O DocLisboa - Festival Internacional de Cinema regressa em outubro deste ano, em 12ª edição como «lugar para pensar o mundo», e levará o público a percorrer os novos realismos do cinema, da Inglaterra às Filipinas.

A programação, os novos espaços de exibição e parceiros foram hoje apresentados numa conferência de imprensa no Cinema São Jorge, em Lisboa, um dos centros de espetáculos da capital que vão receber o certame, entre 16 e 26 de outubro.

Contactada pela agência Lusa, Cíntia Gil, um dos membros da direção do festival, salientou que o DocLisboa se tem afirmado cada vez mais como "um lugar para pensar o mundo, dialogando com os filmes" que exibe.

«Pensar o lugar do cinema e os códigos do cinema a partir de cada época, região e cineasta; explorar as fronteiras do documentário e as estratégias do documentário, vão ser questões fortes este ano», salientou a responsável numa conversa telefónica sobre a programação.

Nesta edição estarão em foco o realizador holandês Johan Van Der Keuken, e o neorrealismo e novos realismos, com retrospetivas.

Eleger o trabalho de Van Der Keuken «era um projeto já com algum tempo e decidiu-se fazer este ano, devido ao interesse do trabalho dele enquanto questionamento sobre o lugar do artista e do cineasta no mundo». «Ele tem um olhar local, e global, que se cruzam».

Salientou ainda o "carácter profundamente político e o trabalho sobre a linguagem artística muito interessante, ligando o cinema, a fotografia e a música", que o coloca na lista de autores fundamentais na perspetiva do DocLisboa para entender a história do documentário.
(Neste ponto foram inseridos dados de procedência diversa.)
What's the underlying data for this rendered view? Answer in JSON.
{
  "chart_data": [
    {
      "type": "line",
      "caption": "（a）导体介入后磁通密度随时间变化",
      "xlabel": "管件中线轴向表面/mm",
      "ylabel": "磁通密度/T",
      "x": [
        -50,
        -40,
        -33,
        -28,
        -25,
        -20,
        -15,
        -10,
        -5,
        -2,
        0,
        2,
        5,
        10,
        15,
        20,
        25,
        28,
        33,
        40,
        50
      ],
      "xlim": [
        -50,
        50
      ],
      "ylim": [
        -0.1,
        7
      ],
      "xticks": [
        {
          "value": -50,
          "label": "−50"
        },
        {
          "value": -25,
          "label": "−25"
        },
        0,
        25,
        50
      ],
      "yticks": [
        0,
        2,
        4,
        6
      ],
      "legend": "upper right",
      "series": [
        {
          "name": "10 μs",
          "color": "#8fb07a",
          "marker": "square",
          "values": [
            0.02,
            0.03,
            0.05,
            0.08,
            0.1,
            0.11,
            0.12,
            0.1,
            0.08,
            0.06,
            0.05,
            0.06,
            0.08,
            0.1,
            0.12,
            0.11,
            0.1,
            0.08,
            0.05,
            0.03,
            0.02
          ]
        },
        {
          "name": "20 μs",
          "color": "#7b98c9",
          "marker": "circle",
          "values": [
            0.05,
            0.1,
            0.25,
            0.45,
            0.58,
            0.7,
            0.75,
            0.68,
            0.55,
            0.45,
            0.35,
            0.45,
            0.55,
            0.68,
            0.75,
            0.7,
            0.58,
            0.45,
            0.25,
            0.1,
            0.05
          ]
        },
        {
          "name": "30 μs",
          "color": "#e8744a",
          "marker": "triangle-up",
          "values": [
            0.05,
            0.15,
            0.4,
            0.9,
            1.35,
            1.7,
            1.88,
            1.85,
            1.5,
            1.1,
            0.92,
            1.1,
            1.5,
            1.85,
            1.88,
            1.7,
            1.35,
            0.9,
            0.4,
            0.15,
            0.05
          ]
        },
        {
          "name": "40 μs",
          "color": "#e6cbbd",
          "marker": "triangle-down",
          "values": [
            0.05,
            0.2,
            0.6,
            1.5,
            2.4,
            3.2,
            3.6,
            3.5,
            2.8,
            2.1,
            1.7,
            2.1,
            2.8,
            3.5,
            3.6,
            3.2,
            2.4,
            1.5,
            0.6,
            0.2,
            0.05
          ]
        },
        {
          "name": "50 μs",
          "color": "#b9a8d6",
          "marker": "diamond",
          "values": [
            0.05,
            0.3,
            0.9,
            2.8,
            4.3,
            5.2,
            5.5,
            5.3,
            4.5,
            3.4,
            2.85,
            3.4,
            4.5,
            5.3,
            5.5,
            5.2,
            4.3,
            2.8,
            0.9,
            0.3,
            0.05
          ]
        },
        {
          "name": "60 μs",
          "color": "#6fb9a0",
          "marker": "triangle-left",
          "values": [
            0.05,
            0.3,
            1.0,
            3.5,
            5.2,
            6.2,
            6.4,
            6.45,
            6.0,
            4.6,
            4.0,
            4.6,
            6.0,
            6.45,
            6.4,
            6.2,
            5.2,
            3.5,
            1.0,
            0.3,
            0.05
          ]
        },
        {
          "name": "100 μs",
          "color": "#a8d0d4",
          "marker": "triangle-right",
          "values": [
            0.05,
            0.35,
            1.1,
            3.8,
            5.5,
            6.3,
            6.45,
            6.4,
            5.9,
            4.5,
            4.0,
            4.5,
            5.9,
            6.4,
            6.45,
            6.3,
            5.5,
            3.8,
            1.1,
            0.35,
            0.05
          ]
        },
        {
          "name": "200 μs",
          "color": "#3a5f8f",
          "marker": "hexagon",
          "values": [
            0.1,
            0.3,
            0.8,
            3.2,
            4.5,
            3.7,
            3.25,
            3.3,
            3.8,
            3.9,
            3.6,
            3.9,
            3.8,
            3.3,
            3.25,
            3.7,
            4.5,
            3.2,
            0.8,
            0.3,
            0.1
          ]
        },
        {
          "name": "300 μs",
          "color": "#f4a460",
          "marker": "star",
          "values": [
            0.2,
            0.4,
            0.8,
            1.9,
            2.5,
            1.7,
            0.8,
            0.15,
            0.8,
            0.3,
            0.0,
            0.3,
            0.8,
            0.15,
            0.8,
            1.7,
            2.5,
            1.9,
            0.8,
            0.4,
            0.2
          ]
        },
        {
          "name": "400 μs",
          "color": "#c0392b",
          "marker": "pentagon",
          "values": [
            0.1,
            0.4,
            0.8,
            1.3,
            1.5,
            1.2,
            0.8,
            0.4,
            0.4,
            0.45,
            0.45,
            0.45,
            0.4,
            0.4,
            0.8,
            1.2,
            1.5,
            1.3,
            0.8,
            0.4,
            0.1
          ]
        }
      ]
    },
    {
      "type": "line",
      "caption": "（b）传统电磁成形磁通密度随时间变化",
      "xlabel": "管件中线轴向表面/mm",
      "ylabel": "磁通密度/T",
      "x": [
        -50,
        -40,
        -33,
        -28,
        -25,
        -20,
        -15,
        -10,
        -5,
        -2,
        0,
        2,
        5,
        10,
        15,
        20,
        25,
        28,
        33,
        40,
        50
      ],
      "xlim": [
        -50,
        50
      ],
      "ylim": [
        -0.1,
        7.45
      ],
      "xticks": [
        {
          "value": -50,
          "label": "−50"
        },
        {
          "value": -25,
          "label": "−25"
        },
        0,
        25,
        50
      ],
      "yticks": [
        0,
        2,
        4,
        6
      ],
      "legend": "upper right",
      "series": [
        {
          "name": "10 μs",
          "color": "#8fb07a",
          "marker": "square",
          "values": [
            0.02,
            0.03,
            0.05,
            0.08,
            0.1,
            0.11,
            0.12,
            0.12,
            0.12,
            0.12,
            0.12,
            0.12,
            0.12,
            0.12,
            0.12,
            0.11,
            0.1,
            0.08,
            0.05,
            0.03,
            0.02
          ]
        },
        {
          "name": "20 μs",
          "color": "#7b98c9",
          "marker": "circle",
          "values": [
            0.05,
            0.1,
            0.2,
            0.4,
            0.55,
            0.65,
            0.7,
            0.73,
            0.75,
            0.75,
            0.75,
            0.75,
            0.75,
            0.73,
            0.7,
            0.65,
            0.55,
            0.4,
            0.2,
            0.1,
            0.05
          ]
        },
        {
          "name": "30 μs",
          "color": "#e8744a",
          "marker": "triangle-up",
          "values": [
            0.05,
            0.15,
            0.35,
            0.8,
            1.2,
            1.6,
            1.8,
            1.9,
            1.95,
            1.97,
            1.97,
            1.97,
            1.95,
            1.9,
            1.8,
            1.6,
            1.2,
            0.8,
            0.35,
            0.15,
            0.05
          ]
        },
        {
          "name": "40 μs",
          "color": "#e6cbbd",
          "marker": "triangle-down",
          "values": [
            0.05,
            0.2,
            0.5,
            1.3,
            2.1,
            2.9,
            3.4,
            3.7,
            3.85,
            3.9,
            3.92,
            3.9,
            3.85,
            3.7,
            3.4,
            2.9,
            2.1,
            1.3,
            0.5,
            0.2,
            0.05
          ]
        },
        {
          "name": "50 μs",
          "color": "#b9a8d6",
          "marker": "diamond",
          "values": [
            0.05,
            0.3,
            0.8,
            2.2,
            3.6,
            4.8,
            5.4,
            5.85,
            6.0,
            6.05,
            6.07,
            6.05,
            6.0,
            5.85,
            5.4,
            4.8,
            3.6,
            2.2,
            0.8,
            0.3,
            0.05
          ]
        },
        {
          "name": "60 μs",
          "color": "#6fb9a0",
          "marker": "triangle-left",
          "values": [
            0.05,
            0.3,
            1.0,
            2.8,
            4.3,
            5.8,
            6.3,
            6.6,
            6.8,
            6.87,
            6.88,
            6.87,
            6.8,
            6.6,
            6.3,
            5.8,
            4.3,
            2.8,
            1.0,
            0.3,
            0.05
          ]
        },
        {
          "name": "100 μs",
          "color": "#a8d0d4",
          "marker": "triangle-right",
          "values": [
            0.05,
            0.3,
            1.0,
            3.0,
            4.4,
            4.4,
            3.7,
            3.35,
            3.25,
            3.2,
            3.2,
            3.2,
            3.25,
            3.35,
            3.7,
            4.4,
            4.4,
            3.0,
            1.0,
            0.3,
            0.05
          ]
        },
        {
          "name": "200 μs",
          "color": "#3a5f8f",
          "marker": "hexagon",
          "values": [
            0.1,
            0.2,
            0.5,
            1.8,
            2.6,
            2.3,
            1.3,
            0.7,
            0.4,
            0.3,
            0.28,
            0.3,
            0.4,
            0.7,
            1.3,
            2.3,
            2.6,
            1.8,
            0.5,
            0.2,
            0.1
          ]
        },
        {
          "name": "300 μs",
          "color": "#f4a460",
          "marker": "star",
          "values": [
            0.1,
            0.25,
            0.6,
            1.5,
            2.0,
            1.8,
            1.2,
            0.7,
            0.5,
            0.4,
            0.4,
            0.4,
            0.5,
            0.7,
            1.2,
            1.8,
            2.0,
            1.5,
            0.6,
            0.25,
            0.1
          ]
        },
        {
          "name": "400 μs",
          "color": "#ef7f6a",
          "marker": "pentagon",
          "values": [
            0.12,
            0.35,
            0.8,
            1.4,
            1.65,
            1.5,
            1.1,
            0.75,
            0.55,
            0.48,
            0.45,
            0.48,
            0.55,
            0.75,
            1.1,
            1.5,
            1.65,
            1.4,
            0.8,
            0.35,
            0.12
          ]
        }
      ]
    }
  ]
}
Quanto à retrospetiva do neorrealismo e novos realismos, a organização decidiu «pegar no período muito curto e particular da História do Cinema Italiano, com o exemplo do filme coletivo L¿Amor in Cittá, em que vários cineastas questionaram os códigos cinematográficos a partir dos códigos populares».

Este tema remete também para «momentos das histórias das cinematografias de vários lugares em que, de alguma forma, as circunstâncias políticas e sociais se encontraram com novos realizadores que estavam a aparecer, e que questionaram o que poderia ser o novo realismo no cinema».

Inglaterra, China, Filipinas, Irão serão alguns dos lugares que vão apresentar «um olhar sobre o real» e refletir «uma construção poética permanente».

Ainda a desenhar a programação e seleção para competição até outubro, quando estará totalmente finalizada, o certame já tem os seus destinos de exibição: continuará a estar presente na Culturgest, no Cinema São Jorge, na Cinemateca e no Fórum Municipal Romeu Correia (Almada).

Contará ainda com dois novos espaços de exibição: o Cinema Ideal situado junto ao Largo de Camões no Bairro Alto, com abertura prevista para agosto, e o Cinema City Campo Pequeno.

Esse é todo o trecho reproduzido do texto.